(Reuters) – The International Hockey Federation (IHF) has joined a raft of governing bodies reviewing their policy on the involvement of transgender athletes in women’s sport following last weekend’s ruling by swimming’s top body FINA.
On Sunday, FINA voted to ban anyone who has been through male puberty from elite women’s competitions and to create a working group to establish an “open” category for transgender swimmers in some events as part of its new policy.
“We are conducting a review of our transgender policy and this is a current work in progress in consultation with the(International Olympic Committee),” a spokesperson for the IHF told Reuters on Wednesday.
World Athletics, soccer’s governing body FIFA and World Netball are reviewing their transgender inclusion policies after FINA’s verdict, the strictest by any Olympic sports body.

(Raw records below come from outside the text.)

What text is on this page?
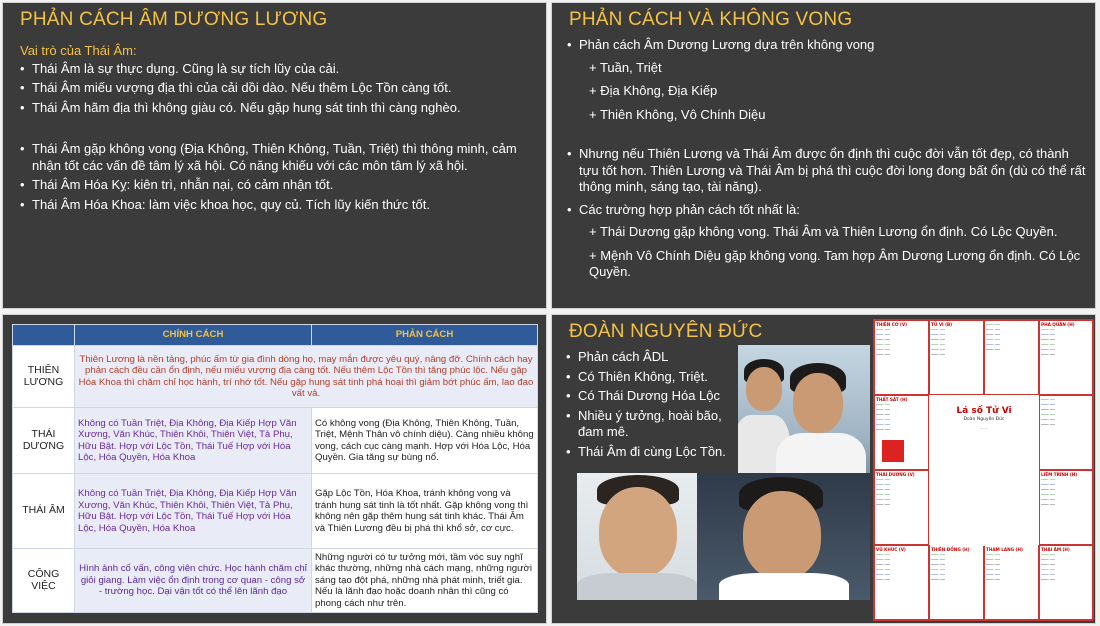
PHẢN CÁCH ÂM DƯƠNG LƯƠNG
Vai trò của Thái Âm:
• Thái Âm là sự thực dụng. Cũng là sự tích lũy của cải.
• Thái Âm miếu vượng địa thì của cải dồi dào. Nếu thêm Lộc Tồn càng tốt.
• Thái Âm hãm địa thì không giàu có. Nếu gặp hung sát tinh thì càng nghèo.
• Thái Âm gặp không vong (Địa Không, Thiên Không, Tuần, Triệt) thì thông minh, cảm nhận tốt các vấn đề tâm lý xã hội. Có năng khiếu với các môn tâm lý xã hội.
• Thái Âm Hóa Kỵ: kiên trì, nhẫn nại, có cảm nhận tốt.
• Thái Âm Hóa Khoa: làm việc khoa học, quy củ. Tích lũy kiến thức tốt.
PHẢN CÁCH VÀ KHÔNG VONG
• Phản cách Âm Dương Lương dựa trên không vong
+ Tuần, Triệt
+ Địa Không, Địa Kiếp
+ Thiên Không, Vô Chính Diệu
• Nhưng nếu Thiên Lương và Thái Âm được ổn định thì cuộc đời vẫn tốt đẹp, có thành tựu tốt hơn. Thiên Lương và Thái Âm bị phá thì cuộc đời long đong bất ổn (dù có thể rất thông minh, sáng tạo, tài năng).
• Các trường hợp phản cách tốt nhất là:
+ Thái Dương gặp không vong. Thái Âm và Thiên Lương ổn định. Có Lộc Quyền.
+ Mệnh Vô Chính Diệu gặp không vong. Tam hợp Âm Dương Lương ổn định. Có Lộc Quyền.
	CHÍNH CÁCH	PHẢN CÁCH
THIÊN LƯƠNG	Thiên Lương là nền tảng, phúc ấm từ gia đình dòng họ, may mắn được yêu quý, nâng đỡ. Chính cách hay phản cách đều cần ổn định, nếu miếu vượng địa càng tốt. Nếu thêm Lộc Tồn thì tăng phúc lộc. Nếu gặp Hóa Khoa thì chăm chỉ học hành, trí nhớ tốt. Nếu gặp hung sát tinh phá hoại thì giảm bớt phúc ấm, lao đao vất vả.	
THÁI DƯƠNG	Không có Tuần Triệt, Địa Không, Địa Kiếp Hợp Văn Xương, Văn Khúc, Thiên Khôi, Thiên Việt, Tả Phụ, Hữu Bật. Hợp với Lộc Tồn, Thái Tuế Hợp với Hóa Lộc, Hóa Quyền, Hóa Khoa	Có không vong (Địa Không, Thiên Không, Tuần, Triệt, Mệnh Thân vô chính diệu). Càng nhiều không vong, cách cục càng mạnh. Hợp với Hóa Lộc, Hóa Quyền. Gia tăng sự bùng nổ.
THÁI ÂM	Không có Tuần Triệt, Địa Không, Địa Kiếp Hợp Văn Xương, Văn Khúc, Thiên Khôi, Thiên Việt, Tả Phụ, Hữu Bật. Hợp với Lộc Tồn, Thái Tuế Hợp với Hóa Lộc, Hóa Quyền, Hóa Khoa	Gặp Lộc Tồn, Hóa Khoa, tránh không vong và tránh hung sát tinh là tốt nhất. Gặp không vong thì không nên gặp thêm hung sát tinh khác. Thái Âm và Thiên Lương đều bị phá thì khổ sở, cơ cực.
CÔNG VIỆC	Hình ảnh cố vấn, công viên chức. Học hành chăm chỉ giỏi giang. Làm việc ổn định trong cơ quan - công sở - trường học. Dại vận tốt có thể lên lãnh đạo	Những người có tư tưởng mới, tầm vóc suy nghĩ khác thường, những nhà cách mạng, những người sáng tạo đột phá, những nhà phát minh, triết gia. Nếu là lãnh đạo hoặc doanh nhân thì cũng có phong cách như trên.
ĐOÀN NGUYÊN ĐỨC
• Phản cách ÂDL
• Có Thiên Không, Triệt.
• Có Thái Dương Hóa Lộc
• Nhiều ý tưởng, hoài bão, đam mê.
• Thái Âm đi cùng Lộc Tồn.
THIÊN CƠ (V)
─── ──
─── ──
─── ──
─── ──
─── ──
─── ──
TỬ VI (B)
─── ──
─── ──
─── ──
─── ──
─── ──
─── ──
─── ──
─── ──
─── ──
─── ──
─── ──
─── ──
PHÁ QUÂN (H)
─── ──
─── ──
─── ──
─── ──
─── ──
─── ──
THẤT SÁT (H)
─── ──
─── ──
─── ──
─── ──
─── ──
─── ──
─── ──
─── ──
─── ──
─── ──
─── ──
─── ──
THÁI DƯƠNG (V)
─── ──
─── ──
─── ──
─── ──
─── ──
─── ──
LIÊM TRINH (H)
─── ──
─── ──
─── ──
─── ──
─── ──
─── ──
VŨ KHÚC (V)
─── ──
─── ──
─── ──
─── ──
─── ──
─── ──
THIÊN ĐỒNG (H)
─── ──
─── ──
─── ──
─── ──
─── ──
─── ──
THAM LANG (H)
─── ──
─── ──
─── ──
─── ──
─── ──
─── ──
THÁI ÂM (H)
─── ──
─── ──
─── ──
─── ──
─── ──
─── ──
Lá số Tử Vi
Đoàn Nguyên Đức
· · ·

Rugby league banned transgender players from women’s international competition until further notice on Tuesday, while the International Cycling Union (UCI) last week tightened its eligibility rules.
LGBT rights group Athlete Ally said FINA’s new eligibility criteria was “discriminatory” and “harmful”, while transgender cyclist Veronica Ivy described the policy as “unscientific”.
Advocates for transgender inclusion argue that not enough studies have yet been done on the impact of transition on physical performance, and that elite athletes are often physical outliers in any case.
The IOC said in November that no athlete should be excluded from competition on the grounds of a perceived unfair advantage, while leaving it up to sports federations to decide where the balance between inclusion and fairness lay.
“When push comes to shove, if it’s a judgement between inclusion and fairness, we will always fall down on the side of fairness — that for me is non-negotiable,” World Athletics president Sebastian Coe said in announcing his organisation’s review.
World Rugby instituted a ban on transgender players competing at the elite level of the women’s game last year, citing safety concerns.
New Zealand Rugby (NZR) said on Wednesday they were undertaking a consultation over their transgender eligibility policy in the grassroots of the game and were aiming to be as inclusive as possible.